The people who know Putin describe a leader who has become even more isolated since the start of the war. "Stalin was a villain, but a good manager, because he couldn’t be lied to. But nobody can tell Putin the truth," says one. "People who don't trust anyone start trusting a very small number of people who lie to them."
Putin's isolation deepened when the Covid-19 pandemic began. During the height of the pandemic, Putin was largely cut off from comparatively liberal, western-minded confidants who had previously had his ear. Instead he spent the first few months in his residence at Valdai, a bucolic town on a lake in northern Russia, essentially on lockdown with Yuri Kovalchuk [a banker and media mogul who the US says manages Putin's personal finances – ed.], who inspired Putin to think of his historic mission to assert Russia's greatness, much as Peter the Great had.
But as Putin began drawing up plans for a possible invasion, Medvedchuk [a pro-Russian Ukrainian politician whose daughter's godfather is Russian President Vladimir Putin – ed.] insisted that Ukrainians would greet Russia’s forces with open arms.

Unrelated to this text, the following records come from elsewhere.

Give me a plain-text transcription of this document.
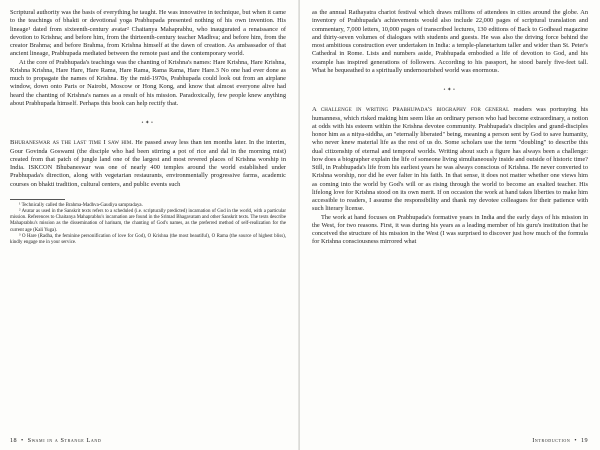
Scriptural authority was the basis of everything he taught. He was innovative in technique, but when it came to the teachings of bhakti or devotional yoga Prabhupada presented nothing of his own invention. His lineage¹ dated from sixteenth-century avatar² Chaitanya Mahaprabhu, who inaugurated a renaissance of devotion to Krishna; and before him, from the thirteenth-century teacher Madhva; and before him, from the creator Brahma; and before Brahma, from Krishna himself at the dawn of creation. As ambassador of that ancient lineage, Prabhupada mediated between the remote past and the contemporary world.

At the core of Prabhupada's teachings was the chanting of Krishna's names: Hare Krishna, Hare Krishna, Krishna Krishna, Hare Hare, Hare Rama, Hare Rama, Rama Rama, Hare Hare.3 No one had ever done as much to propagate the names of Krishna. By the mid-1970s, Prabhupada could look out from an airplane window, down onto Paris or Nairobi, Moscow or Hong Kong, and know that almost everyone alive had heard the chanting of Krishna's names as a result of his mission. Paradoxically, few people knew anything about Prabhupada himself. Perhaps this book can help rectify that.

•✦•

Bhubaneswar as the last time I saw him. He passed away less than ten months later. In the interim, Gour Govinda Goswami (the disciple who had been stirring a pot of rice and dal in the morning mist) created from that patch of jungle land one of the largest and most revered places of Krishna worship in India. ISKCON Bhubaneswar was one of nearly 400 temples around the world established under Prabhupada's direction, along with vegetarian restaurants, environmentally progressive farms, academic courses on bhakti tradition, cultural centers, and public events such

¹ Technically called the Brahma-Madhva-Gaudiya sampradaya.

² Avatar as used in the Sanskrit texts refers to a scheduled (i.e. scripturally predicted) incarnation of God in the world, with a particular mission. References to Chaitanya Mahaprabhu's incarnation are found in the Srimad Bhagavatam and other Sanskrit texts. The texts describe Mahaprabhu's mission as the dissemination of harinam, the chanting of God's names, as the preferred method of self-realization for the current age (Kali Yuga).

³ O Hare (Radha, the feminine personification of love for God), O Krishna (the most beautiful), O Rama (the source of highest bliss), kindly engage me in your service.

18 • Swami in a Strange Land

as the annual Rathayatra chariot festival which draws millions of attendees in cities around the globe. An inventory of Prabhupada's achievements would also include 22,000 pages of scriptural translation and commentary, 7,000 letters, 10,000 pages of transcribed lectures, 130 editions of Back to Godhead magazine and thirty-seven volumes of dialogues with students and guests. He was also the driving force behind the most ambitious construction ever undertaken in India: a temple-planetarium taller and wider than St. Peter's Cathedral in Rome. Lists and numbers aside, Prabhupada embodied a life of devotion to God, and his example has inspired generations of followers. According to his passport, he stood barely five-feet tall. What he bequeathed to a spiritually undernourished world was enormous.

•✦•

A challenge in writing Prabhupada's biography for general readers was portraying his humanness, which risked making him seem like an ordinary person who had become extraordinary, a notion at odds with his esteem within the Krishna devotee community. Prabhupada's disciples and grand-disciples honor him as a nitya-siddha, an "eternally liberated" being, meaning a person sent by God to save humanity, who never knew material life as the rest of us do. Some scholars use the term "doubling" to describe this dual citizenship of eternal and temporal worlds. Writing about such a figure has always been a challenge: how does a biographer explain the life of someone living simultaneously inside and outside of historic time? Still, in Prabhupada's life from his earliest years he was always conscious of Krishna. He never converted to Krishna worship, nor did he ever falter in his faith. In that sense, it does not matter whether one views him as coming into the world by God's will or as rising through the world to become an exalted teacher. His lifelong love for Krishna stood on its own merit. If on occasion the work at hand takes liberties to make him accessible to readers, I assume the responsibility and thank my devotee colleagues for their patience with such literary license.

The work at hand focuses on Prabhupada's formative years in India and the early days of his mission in the West, for two reasons. First, it was during his years as a leading member of his guru's institution that he conceived the structure of his mission in the West (I was surprised to discover just how much of the formula for Krishna consciousness mirrored what

Introduction • 19
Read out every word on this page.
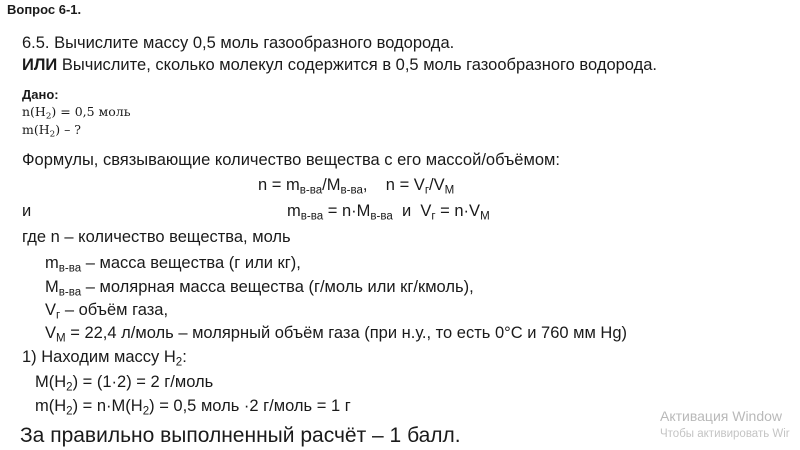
Вопрос 6-1.
6.5. Вычислите массу 0,5 моль газообразного водорода.
ИЛИ Вычислите, сколько молекул содержится в 0,5 моль газообразного водорода.
Дано:
$n(H_2) = 0,5$ моль
$m(H_2)$ – ?
Формулы, связывающие количество вещества с его массой/объёмом:
$n = m_{в-ва}/M_{в-ва}$,    $n = V_г/V_M$
и	$m_{в-ва} = n\cdot M_{в-ва}$  и  $V_г = n\cdot V_M$
где n – количество вещества, моль
$m_{в-ва}$ – масса вещества (г или кг),
$M_{в-ва}$ – молярная масса вещества (г/моль или кг/кмоль),
$V_г$ – объём газа,
$V_M = 22,4$ л/моль – молярный объём газа (при н.у., то есть 0°С и 760 мм Hg)
1) Находим массу $H_2$:
$M(H_2) = (1\cdot 2) = 2$ г/моль
$m(H_2) = n\cdot M(H_2) = 0,5$ моль ·2 г/моль = 1 г
За правильно выполненный расчёт – 1 балл.
Активация Window
Чтобы активировать Wir
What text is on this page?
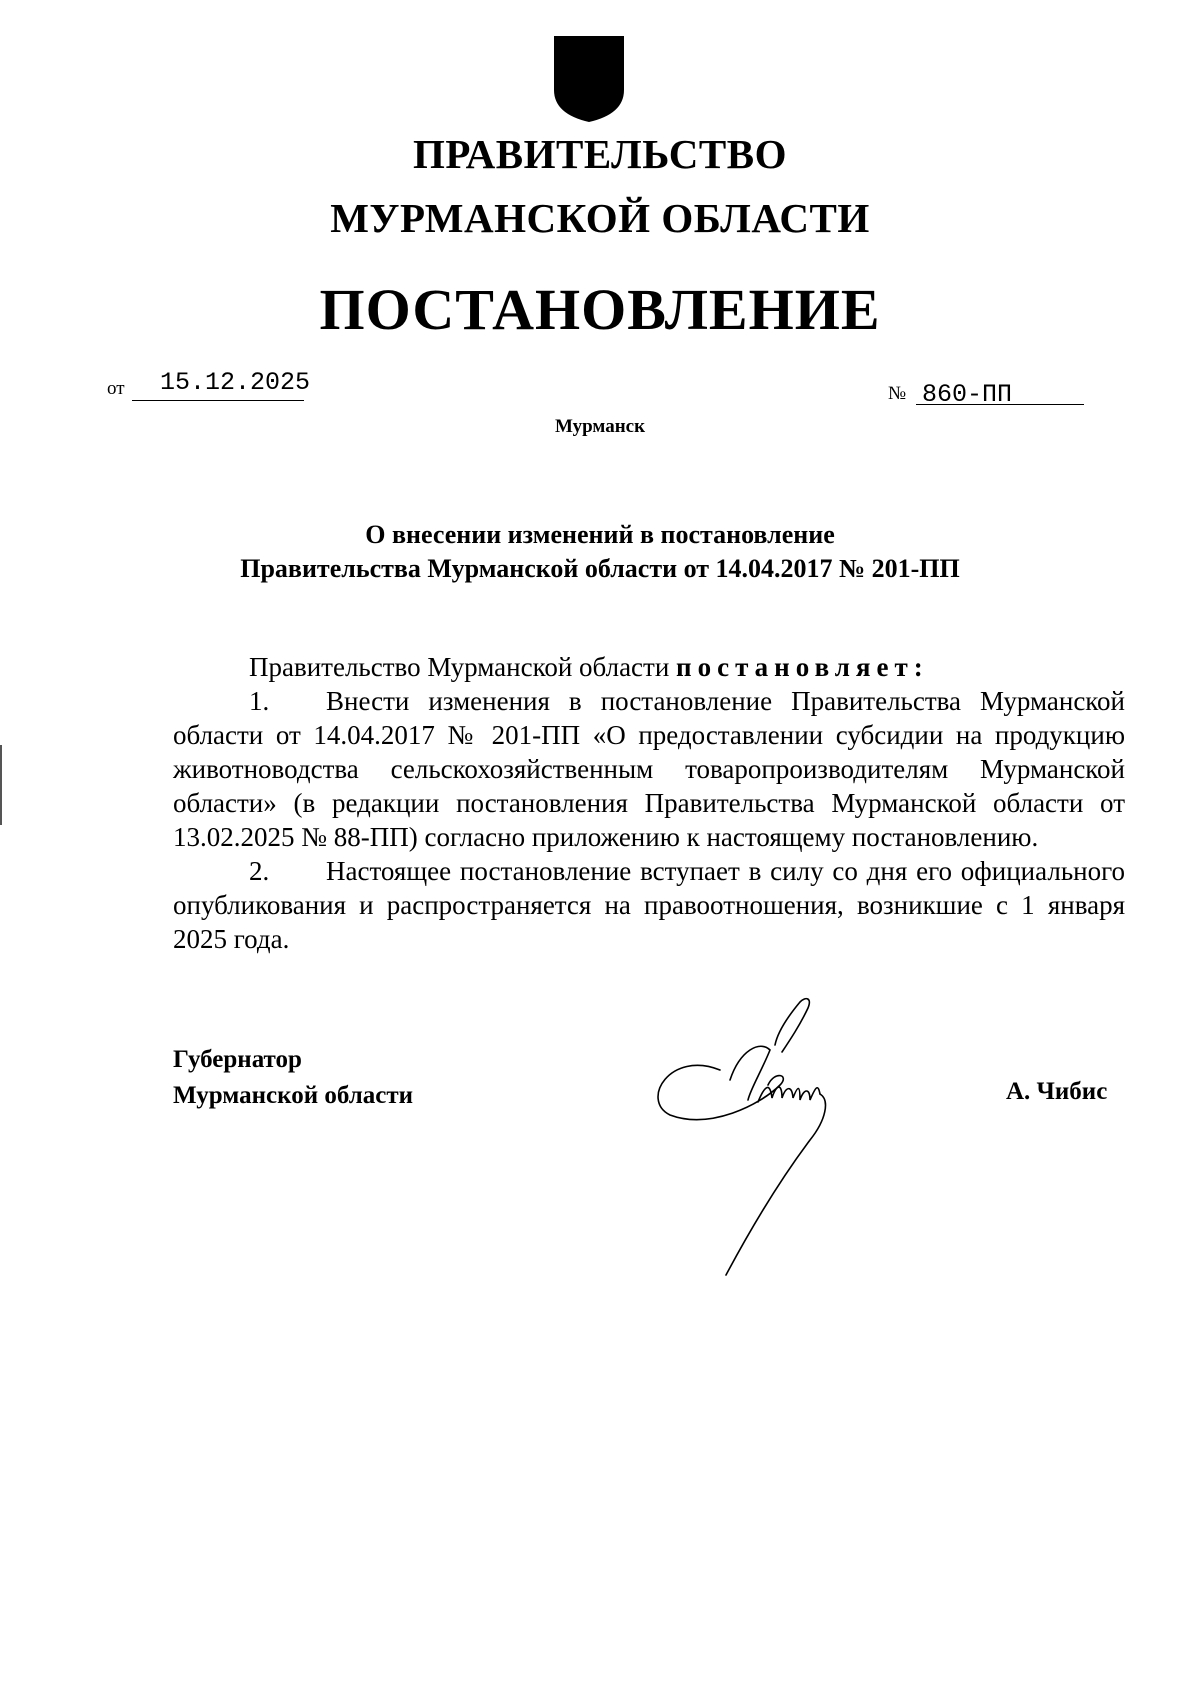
ПРАВИТЕЛЬСТВО
МУРМАНСКОЙ ОБЛАСТИ
ПОСТАНОВЛЕНИЕ
от 15.12.2025	№ 860-ПП
Мурманск
О внесении изменений в постановление
Правительства Мурманской области от 14.04.2017 № 201-ПП

Правительство Мурманской области постановляет:

1. Внести изменения в постановление Правительства Мурманской области от 14.04.2017 № 201-ПП «О предоставлении субсидии на продукцию животноводства сельскохозяйственным товаропроизводителям Мурманской области» (в редакции постановления Правительства Мурманской области от 13.02.2025 № 88-ПП) согласно приложению к настоящему постановлению.

2. Настоящее постановление вступает в силу со дня его официального опубликования и распространяется на правоотношения, возникшие с 1 января 2025 года.

Губернатор
Мурманской области	А. Чибис
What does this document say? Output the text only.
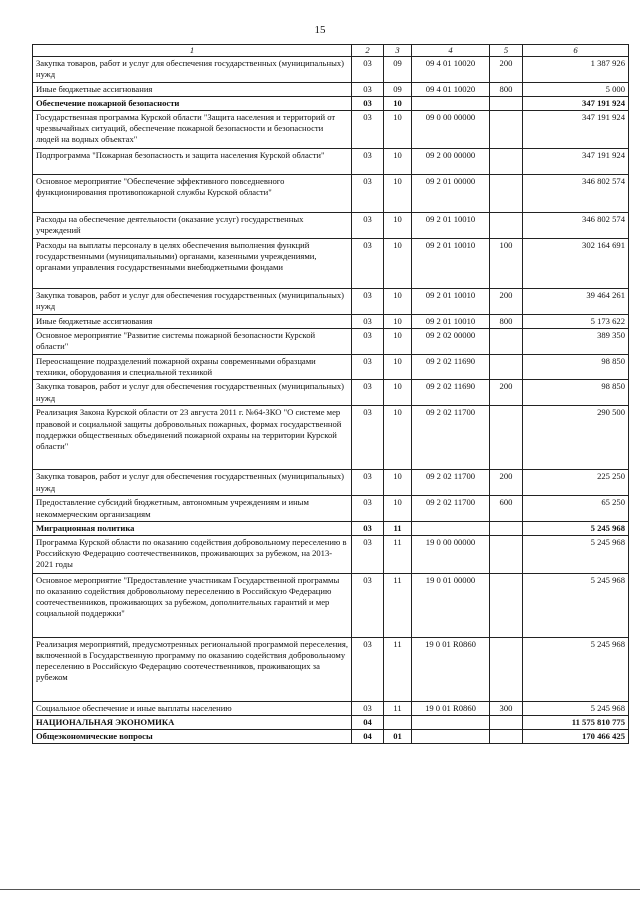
15
1	2	3	4	5	6
Закупка товаров, работ и услуг для обеспечения государственных (муниципальных) нужд	03	09	09 4 01 10020	200	1 387 926
Иные бюджетные ассигнования	03	09	09 4 01 10020	800	5 000
Обеспечение пожарной безопасности	03	10			347 191 924
Государственная программа Курской области "Защита населения и территорий от чрезвычайных ситуаций, обеспечение пожарной безопасности и безопасности людей на водных объектах"	03	10	09 0 00 00000		347 191 924
Подпрограмма "Пожарная безопасность и защита населения Курской области"	03	10	09 2 00 00000		347 191 924
Основное мероприятие "Обеспечение эффективного повседневного функционирования противопожарной службы Курской области"	03	10	09 2 01 00000		346 802 574
Расходы на обеспечение деятельности (оказание услуг) государственных учреждений	03	10	09 2 01 10010		346 802 574
Расходы на выплаты персоналу в целях обеспечения выполнения функций государственными (муниципальными) органами, казенными учреждениями, органами управления государственными внебюджетными фондами	03	10	09 2 01 10010	100	302 164 691
Закупка товаров, работ и услуг для обеспечения государственных (муниципальных) нужд	03	10	09 2 01 10010	200	39 464 261
Иные бюджетные ассигнования	03	10	09 2 01 10010	800	5 173 622
Основное мероприятие "Развитие системы пожарной безопасности Курской области"	03	10	09 2 02 00000		389 350
Переоснащение подразделений пожарной охраны современными образцами техники, оборудования и специальной техникой	03	10	09 2 02 11690		98 850
Закупка товаров, работ и услуг для обеспечения государственных (муниципальных) нужд	03	10	09 2 02 11690	200	98 850
Реализация Закона Курской области от 23 августа 2011 г. №64-ЗКО "О системе мер правовой и социальной защиты добровольных пожарных, формах государственной поддержки общественных объединений пожарной охраны на территории Курской области"	03	10	09 2 02 11700		290 500
Закупка товаров, работ и услуг для обеспечения государственных (муниципальных) нужд	03	10	09 2 02 11700	200	225 250
Предоставление субсидий бюджетным, автономным учреждениям и иным некоммерческим организациям	03	10	09 2 02 11700	600	65 250
Миграционная политика	03	11			5 245 968
Программа Курской области по оказанию содействия добровольному переселению в Российскую Федерацию соотечественников, проживающих за рубежом, на 2013-2021 годы	03	11	19 0 00 00000		5 245 968
Основное мероприятие "Предоставление участникам Государственной программы по оказанию содействия добровольному переселению в Российскую Федерацию соотечественников, проживающих за рубежом, дополнительных гарантий и мер социальной поддержки"	03	11	19 0 01 00000		5 245 968
Реализация мероприятий, предусмотренных региональной программой переселения, включенной в Государственную программу по оказанию содействия добровольному переселению в Российскую Федерацию соотечественников, проживающих за рубежом	03	11	19 0 01 R0860		5 245 968
Социальное обеспечение и иные выплаты населению	03	11	19 0 01 R0860	300	5 245 968
НАЦИОНАЛЬНАЯ ЭКОНОМИКА	04				11 575 810 775
Общеэкономические вопросы	04	01			170 466 425
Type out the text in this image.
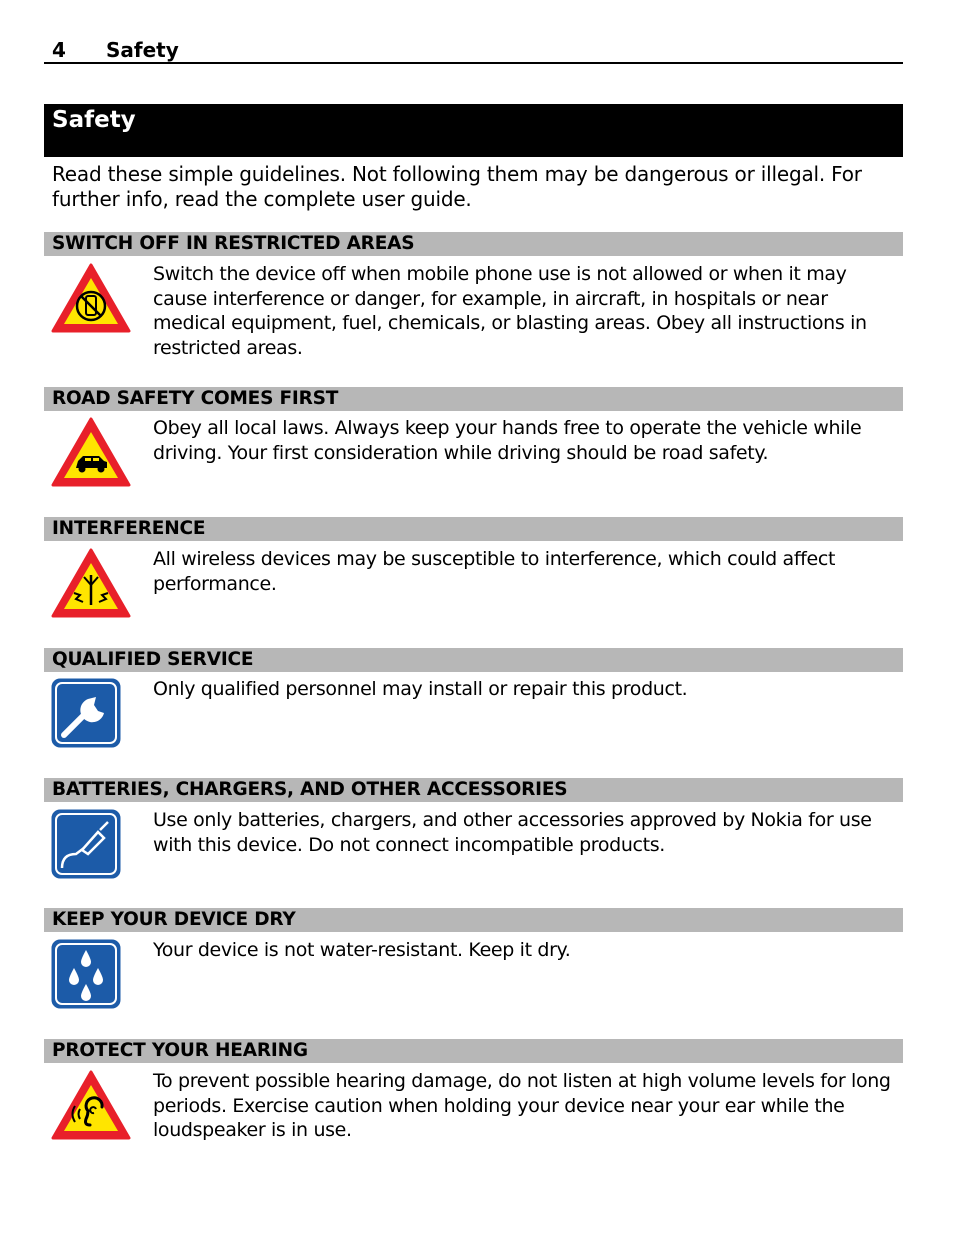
4 Safety
Safety
Read these simple guidelines. Not following them may be dangerous or illegal. For further info, read the complete user guide.
SWITCH OFF IN RESTRICTED AREAS
Switch the device off when mobile phone use is not allowed or when it may cause interference or danger, for example, in aircraft, in hospitals or near medical equipment, fuel, chemicals, or blasting areas. Obey all instructions in restricted areas.
ROAD SAFETY COMES FIRST
Obey all local laws. Always keep your hands free to operate the vehicle while driving. Your first consideration while driving should be road safety.
INTERFERENCE
All wireless devices may be susceptible to interference, which could affect performance.
QUALIFIED SERVICE
Only qualified personnel may install or repair this product.
BATTERIES, CHARGERS, AND OTHER ACCESSORIES
Use only batteries, chargers, and other accessories approved by Nokia for use with this device. Do not connect incompatible products.
KEEP YOUR DEVICE DRY
Your device is not water-resistant. Keep it dry.
PROTECT YOUR HEARING
To prevent possible hearing damage, do not listen at high volume levels for long periods. Exercise caution when holding your device near your ear while the loudspeaker is in use.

One part of the plan involved Viktor Yanukovych, a former [Ukrainian – ed.] president who has been in Russian exile since fleeing the 2014 revolution against him. He was to deliver a video message conferring legitimacy on Medvedchuk – and anointing him to rule Ukraine with Russia's backing.
As the war continues to sputter, the scale of Russia’s miscalculation has begun to dawn on Putin, prompting him to seek out more information from people at lower levels, people who know him say.
On occasion, Putin has used information from his informal channels to trip up senior officials in public.
Putin's newfound scepticism, however, is limited by his unwillingness to admit the invasion was a mistake in the first place, the FT's sources say. Some of the liberal officials who oppose the war have attempted to convince him to end it by pointing out the economic damage the sanctions are likely to wreak on Russia's economy.
But Putin tells them "he has already factored in the discounts", another former senior Russian official says. "He says, 'We pay a huge price, I get it. We underestimated how difficult it could be.'
But how can you convince a crazy man? His brain will collapse if he realises it was a mistake," the source sums up.